The Rescue of Bessie

As this short narrative indicates, Mrs. Butler's moving story of her precious doll and the fire that destroyed Chicago found an eager family audience before she shared it with the world.

To fix a point for my earliest recollections, let me take the Chicago fire.

This story has been told and retold to generations of grandchildren who liked to hear it repeated. I was a very little girl, six years old; the youngest of the family and had been put to bed as usual early on that Sunday eve the 8th of October, 1871. Some unusual noise waked me and I found my big sister and brother gone from their beds, walking around fully dressed in the middle of the night.   Mother came at my call and to my pleasure said I might get up and dress for, as there was a great fire on the West Side which seemed to be coming in our direction[,] the sparks [were being] blown by a strong wind. Mother took me to the window to look at the brilliant sky where the blazing sky made it light enough to read by. All night long people came to our home for refuge, driven from their own homes[,] and all watched the progress of the flames.

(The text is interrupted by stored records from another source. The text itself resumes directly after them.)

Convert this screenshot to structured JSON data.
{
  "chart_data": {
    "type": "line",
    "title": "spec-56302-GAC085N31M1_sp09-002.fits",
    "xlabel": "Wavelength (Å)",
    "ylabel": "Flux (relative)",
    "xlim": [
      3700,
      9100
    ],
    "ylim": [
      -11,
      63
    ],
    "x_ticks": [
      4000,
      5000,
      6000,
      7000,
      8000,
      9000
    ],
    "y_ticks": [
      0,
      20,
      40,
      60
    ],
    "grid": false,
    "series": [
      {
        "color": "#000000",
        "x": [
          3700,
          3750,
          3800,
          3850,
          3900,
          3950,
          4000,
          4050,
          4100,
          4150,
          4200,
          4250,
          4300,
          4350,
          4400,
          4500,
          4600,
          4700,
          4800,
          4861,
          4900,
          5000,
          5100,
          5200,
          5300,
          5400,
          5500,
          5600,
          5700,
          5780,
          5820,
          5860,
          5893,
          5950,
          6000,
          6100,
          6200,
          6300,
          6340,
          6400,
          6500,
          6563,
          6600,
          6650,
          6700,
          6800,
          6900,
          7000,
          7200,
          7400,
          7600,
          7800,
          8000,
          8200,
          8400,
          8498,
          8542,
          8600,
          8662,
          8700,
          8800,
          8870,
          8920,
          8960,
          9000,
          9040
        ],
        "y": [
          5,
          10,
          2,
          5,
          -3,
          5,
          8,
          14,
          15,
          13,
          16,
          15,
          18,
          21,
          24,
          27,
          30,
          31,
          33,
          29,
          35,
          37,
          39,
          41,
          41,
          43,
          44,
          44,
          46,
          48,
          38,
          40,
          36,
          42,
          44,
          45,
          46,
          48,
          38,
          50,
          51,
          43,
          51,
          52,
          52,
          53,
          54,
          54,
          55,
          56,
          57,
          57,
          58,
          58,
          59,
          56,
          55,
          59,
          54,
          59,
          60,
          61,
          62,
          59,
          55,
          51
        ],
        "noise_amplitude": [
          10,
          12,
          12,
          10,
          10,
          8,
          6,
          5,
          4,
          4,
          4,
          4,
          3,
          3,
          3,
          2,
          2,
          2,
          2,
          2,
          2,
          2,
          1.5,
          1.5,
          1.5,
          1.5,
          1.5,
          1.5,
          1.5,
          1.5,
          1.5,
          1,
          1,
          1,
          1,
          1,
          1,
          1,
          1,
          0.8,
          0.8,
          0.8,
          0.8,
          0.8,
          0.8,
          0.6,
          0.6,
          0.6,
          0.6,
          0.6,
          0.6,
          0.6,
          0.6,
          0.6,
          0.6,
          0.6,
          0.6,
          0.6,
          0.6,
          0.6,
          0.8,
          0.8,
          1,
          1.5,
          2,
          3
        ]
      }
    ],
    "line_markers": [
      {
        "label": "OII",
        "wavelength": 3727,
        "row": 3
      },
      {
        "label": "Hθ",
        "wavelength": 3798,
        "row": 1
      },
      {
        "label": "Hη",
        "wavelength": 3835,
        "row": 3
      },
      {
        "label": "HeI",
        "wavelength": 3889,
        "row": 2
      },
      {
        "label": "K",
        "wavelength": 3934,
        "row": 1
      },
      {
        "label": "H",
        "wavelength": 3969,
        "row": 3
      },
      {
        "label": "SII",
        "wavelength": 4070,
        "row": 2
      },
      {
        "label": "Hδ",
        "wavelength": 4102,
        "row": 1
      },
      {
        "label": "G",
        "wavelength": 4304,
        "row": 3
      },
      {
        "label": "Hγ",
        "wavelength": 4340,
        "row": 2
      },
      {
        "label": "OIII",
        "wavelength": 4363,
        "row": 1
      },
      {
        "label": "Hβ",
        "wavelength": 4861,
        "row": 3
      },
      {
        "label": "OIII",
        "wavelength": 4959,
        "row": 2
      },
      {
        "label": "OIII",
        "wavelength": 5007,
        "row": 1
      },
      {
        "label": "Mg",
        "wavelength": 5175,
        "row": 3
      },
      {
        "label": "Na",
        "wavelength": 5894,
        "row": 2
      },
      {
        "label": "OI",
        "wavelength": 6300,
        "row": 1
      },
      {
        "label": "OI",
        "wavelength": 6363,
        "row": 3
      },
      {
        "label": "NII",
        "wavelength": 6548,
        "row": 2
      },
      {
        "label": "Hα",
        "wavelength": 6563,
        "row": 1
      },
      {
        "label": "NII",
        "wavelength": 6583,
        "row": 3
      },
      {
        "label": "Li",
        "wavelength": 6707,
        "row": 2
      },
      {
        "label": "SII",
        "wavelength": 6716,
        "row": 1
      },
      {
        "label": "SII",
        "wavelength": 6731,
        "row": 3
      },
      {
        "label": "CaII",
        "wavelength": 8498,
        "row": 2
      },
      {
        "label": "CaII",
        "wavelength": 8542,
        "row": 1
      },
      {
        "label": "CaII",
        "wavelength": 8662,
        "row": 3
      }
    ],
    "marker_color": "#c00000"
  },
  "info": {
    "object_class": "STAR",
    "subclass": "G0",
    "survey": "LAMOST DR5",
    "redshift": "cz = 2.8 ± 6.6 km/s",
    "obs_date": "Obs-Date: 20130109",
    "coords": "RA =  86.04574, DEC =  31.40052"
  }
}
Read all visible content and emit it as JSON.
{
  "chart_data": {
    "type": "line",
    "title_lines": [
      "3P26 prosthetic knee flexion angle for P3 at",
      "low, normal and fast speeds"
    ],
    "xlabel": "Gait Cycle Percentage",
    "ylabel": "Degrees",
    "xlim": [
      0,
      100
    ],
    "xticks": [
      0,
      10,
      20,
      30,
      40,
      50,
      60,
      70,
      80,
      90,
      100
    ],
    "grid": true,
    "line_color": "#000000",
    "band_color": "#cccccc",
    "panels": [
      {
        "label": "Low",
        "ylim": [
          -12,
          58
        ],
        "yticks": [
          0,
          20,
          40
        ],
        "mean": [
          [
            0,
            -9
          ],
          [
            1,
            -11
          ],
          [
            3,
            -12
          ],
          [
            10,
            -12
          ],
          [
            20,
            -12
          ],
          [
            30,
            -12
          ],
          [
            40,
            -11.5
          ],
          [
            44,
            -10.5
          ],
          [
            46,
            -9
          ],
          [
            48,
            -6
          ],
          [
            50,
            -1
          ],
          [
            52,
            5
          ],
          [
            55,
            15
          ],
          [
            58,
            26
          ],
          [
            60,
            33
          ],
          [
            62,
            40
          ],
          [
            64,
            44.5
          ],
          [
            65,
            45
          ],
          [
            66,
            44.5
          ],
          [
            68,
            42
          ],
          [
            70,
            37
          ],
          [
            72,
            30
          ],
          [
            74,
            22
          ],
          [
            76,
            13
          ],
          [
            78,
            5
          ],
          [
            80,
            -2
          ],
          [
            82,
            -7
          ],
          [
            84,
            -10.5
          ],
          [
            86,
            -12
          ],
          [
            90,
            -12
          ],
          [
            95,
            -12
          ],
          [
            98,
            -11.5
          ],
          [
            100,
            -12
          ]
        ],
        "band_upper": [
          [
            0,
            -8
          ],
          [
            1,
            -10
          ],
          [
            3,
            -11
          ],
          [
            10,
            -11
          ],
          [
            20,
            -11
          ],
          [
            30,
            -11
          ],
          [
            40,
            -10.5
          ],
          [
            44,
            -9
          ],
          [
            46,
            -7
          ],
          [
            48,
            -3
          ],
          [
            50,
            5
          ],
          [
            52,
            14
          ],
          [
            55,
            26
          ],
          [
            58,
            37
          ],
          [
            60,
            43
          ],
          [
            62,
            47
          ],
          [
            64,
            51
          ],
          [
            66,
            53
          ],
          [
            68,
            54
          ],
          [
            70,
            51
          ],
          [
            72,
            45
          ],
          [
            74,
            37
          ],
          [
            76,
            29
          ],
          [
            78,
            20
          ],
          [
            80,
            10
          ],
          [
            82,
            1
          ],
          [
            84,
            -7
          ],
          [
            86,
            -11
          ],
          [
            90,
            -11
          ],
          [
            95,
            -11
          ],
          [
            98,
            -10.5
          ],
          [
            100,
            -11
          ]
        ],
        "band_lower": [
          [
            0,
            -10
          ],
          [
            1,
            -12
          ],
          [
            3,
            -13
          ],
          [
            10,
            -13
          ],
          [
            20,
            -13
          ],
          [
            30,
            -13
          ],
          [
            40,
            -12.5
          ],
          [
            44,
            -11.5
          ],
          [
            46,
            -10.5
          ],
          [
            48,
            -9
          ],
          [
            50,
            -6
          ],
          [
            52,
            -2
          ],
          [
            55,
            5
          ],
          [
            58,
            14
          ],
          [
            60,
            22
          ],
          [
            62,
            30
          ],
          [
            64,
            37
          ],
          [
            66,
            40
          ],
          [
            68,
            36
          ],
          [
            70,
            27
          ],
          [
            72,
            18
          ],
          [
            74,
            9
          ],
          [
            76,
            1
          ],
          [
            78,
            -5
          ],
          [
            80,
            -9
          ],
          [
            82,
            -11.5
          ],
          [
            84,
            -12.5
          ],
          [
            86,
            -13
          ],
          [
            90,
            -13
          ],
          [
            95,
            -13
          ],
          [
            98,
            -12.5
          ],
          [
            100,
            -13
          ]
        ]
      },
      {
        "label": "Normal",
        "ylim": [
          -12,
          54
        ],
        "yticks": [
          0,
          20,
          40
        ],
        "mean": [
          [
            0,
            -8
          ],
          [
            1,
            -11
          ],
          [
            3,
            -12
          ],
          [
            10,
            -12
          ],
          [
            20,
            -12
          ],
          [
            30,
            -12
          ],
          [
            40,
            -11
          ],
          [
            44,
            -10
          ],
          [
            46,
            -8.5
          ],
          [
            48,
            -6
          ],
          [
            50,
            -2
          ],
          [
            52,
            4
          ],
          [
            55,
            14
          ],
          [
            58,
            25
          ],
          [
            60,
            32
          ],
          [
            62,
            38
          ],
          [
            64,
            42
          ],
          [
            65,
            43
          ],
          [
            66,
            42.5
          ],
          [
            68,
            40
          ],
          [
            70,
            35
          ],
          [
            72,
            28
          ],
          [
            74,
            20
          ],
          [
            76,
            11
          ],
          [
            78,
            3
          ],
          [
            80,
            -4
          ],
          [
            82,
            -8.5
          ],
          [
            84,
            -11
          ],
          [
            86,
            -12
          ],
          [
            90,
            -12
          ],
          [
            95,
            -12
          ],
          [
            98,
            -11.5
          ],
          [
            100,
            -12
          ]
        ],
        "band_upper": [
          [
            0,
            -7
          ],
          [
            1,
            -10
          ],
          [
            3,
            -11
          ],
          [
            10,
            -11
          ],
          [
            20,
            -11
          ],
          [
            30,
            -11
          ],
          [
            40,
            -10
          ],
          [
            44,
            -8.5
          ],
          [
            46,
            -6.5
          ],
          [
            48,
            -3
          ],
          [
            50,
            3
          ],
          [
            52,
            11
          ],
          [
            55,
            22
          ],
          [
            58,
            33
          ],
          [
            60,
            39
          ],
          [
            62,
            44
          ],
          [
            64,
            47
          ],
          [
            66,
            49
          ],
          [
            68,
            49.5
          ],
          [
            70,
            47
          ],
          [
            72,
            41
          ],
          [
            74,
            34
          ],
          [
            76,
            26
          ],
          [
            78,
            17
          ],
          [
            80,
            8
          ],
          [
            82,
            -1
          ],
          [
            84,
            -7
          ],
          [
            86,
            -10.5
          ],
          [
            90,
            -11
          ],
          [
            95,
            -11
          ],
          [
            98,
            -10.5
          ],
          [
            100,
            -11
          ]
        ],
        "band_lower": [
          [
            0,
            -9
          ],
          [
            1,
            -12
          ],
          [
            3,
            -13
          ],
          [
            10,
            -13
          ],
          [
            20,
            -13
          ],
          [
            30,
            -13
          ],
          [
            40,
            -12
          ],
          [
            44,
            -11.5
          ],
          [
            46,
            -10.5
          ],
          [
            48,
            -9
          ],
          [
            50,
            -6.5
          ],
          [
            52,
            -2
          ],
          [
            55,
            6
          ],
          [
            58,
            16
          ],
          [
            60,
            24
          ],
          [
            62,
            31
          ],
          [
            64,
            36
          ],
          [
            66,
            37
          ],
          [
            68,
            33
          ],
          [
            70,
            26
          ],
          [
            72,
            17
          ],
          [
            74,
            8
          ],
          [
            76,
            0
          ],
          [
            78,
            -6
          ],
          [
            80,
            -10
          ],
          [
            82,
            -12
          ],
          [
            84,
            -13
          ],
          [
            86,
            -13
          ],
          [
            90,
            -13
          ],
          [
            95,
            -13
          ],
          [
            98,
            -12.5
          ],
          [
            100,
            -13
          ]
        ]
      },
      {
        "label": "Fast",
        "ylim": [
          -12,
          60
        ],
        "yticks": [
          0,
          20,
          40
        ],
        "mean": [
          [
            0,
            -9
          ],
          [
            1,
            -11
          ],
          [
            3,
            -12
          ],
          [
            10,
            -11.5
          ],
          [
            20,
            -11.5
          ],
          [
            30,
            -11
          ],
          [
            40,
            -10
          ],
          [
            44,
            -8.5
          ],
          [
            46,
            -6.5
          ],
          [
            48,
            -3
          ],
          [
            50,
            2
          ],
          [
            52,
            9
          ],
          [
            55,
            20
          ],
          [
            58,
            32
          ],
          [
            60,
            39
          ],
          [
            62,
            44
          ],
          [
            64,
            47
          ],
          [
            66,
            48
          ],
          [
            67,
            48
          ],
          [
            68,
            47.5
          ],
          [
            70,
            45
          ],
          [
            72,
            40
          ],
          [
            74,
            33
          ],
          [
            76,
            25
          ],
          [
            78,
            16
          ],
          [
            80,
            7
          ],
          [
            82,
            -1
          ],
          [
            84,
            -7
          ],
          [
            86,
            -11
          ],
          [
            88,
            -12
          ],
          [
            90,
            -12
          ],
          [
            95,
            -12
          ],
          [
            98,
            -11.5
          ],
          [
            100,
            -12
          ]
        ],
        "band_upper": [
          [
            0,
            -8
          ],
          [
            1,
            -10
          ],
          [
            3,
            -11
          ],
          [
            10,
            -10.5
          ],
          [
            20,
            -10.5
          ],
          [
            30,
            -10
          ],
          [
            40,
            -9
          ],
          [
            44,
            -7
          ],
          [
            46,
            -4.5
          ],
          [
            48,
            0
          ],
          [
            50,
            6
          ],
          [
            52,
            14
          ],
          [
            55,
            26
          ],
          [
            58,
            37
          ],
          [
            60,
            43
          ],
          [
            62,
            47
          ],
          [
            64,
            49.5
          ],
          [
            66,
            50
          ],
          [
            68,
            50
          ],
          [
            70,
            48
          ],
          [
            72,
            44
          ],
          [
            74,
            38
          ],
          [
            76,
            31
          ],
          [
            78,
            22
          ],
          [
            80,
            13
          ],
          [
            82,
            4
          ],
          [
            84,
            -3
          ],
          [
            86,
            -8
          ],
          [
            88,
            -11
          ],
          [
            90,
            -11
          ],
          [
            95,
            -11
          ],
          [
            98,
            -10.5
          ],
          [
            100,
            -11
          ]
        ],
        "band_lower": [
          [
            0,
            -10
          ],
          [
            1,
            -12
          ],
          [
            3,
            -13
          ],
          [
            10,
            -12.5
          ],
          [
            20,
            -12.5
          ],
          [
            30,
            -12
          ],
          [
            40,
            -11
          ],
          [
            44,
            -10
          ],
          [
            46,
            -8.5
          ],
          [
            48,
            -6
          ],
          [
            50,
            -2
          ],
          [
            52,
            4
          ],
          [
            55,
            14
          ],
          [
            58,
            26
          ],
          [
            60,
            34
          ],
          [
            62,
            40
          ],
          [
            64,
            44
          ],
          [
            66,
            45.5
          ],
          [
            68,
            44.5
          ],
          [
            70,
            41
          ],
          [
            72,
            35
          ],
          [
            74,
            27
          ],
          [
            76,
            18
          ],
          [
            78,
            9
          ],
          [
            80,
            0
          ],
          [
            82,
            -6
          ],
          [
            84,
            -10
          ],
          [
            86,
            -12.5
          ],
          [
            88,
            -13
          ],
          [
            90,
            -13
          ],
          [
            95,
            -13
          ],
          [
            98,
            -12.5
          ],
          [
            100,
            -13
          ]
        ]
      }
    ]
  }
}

Father and our house man helper were carrying the carpets up to the roof to soak there with water which would put out the sparks, when just then word came that the water works tower was burning and [there was] no more water. Father had a carriage and an [express] wagon waiting at the door and when morning came all of our personal belongings were loaded on the wagon[,] and Mother, my big sister and I got into the carriage ready to move; Father and my brother Stuyve on the wagon. At that moment I remembered my precious doll Bessie, had been left in the playroom and instan[t]ly I jumped out and ran back to the house where I picked up Bessie in her crib and carried both away in my arms.

So, we joined the long procession which was passing; mostly on foot, people carrying some special treasure in their arms (one woman had a pig) all bound Northwest.

At the entrance of what is now Lincoln Park we turned West; finally crossing a bridge over the river to the Northwest side which the fire never reached; burning itself out in the open unbuilt land of Lincoln Park.